Thick versus thin. Multiple toppings versus plain and simple. Modern innovation versus traditional and authentic. These are among the many questions pizza lovers love to argue about.
The thin crust style is associated with New York and its street food.
Big triangular slices slightly burnt with sauce, cheese and basil (and just those if you are a purist), which are hard to eat elegantly.
In Chicago it’s deep dish, which means thick crust with sides like a pie and it’s served to seated diners and eaten with a knife and fork.
Which is best?
The argument is unresolvable, because in the end it is a matter of taste. But these arguments are never just about taste.
It’s New York, America’s “First City”, versus Chicago, America’s self-styled “Second City”- and it’s one group of Italians versus another.
Pizza evolved from Naples, where the first official pizzeria opened about 1830.
Then, pizza was simply flat-bread with leftovers on top to use them up. Pizza is Italian for pie.
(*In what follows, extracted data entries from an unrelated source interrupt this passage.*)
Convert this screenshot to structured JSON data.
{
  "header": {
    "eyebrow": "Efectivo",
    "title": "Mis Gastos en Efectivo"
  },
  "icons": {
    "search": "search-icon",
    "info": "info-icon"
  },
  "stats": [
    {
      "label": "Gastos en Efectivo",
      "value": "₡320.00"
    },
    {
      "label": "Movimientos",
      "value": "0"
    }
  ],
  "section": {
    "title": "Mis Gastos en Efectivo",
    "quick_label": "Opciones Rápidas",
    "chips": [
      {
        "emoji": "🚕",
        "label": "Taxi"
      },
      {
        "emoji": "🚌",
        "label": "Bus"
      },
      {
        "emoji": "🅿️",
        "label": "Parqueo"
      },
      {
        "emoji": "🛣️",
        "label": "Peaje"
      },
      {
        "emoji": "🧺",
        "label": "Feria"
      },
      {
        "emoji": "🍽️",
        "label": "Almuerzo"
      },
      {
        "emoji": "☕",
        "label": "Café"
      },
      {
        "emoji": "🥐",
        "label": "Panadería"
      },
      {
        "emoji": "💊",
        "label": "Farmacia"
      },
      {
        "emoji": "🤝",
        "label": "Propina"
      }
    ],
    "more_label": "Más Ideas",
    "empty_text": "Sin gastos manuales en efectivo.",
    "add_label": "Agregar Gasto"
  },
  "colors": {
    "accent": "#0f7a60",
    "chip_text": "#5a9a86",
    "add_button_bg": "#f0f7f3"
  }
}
In Chicago the pie ruled, and only in the 1920s did the Italians in Chicago start to call this pizza, and that was to try and win a national pizza competition. (It didn’t work.)
I sampled the thick crust style at the first Gino’s, Chicago’s oldest surviving pizza parlour, now part of a chain. It was very simple: just a tomato sauce with melted mozzarella on a thick dough base.
It was tasty enough and quite filling, but in the end unappealing because it was same taste, mouthful after mouthful.
Authentic doesn’t always mean interesting, particularly when it comes to working class food, where the challenge is always to make a little protein go a long way and to make the unappetising as appealing as possible.
Later at the award-winning Labriola’s on Michigan Ave, we sampled several types of thick crust deep dish pizza.
The ingredients were piled one on top of each other, then cheese layered over the lot to bind them together before baking.
Personally, I found the servings very heavy, even stodgy, and laboured to even finish a whole piece.
One really important difference between Chicago pizza and the rest of the world is that in Chicago sausage is king, not salami, pepperoni, beef, ham or any other meat.
This shifts the taste markedly, because often the sausage served is more like mince than sliced sausage.
The second difference is the way deep dish is cooked.
Thin crust goes into a hot oven at between 700 degrees and 1000 degrees, usually only for a few minutes these days.
Deep dish is cooked at 450 degrees for up to 45 minutes. Few outside Chicago will wait that long for a pizza, which is one reason why even in Chicago thin crust outsells deep dish by four or five to one.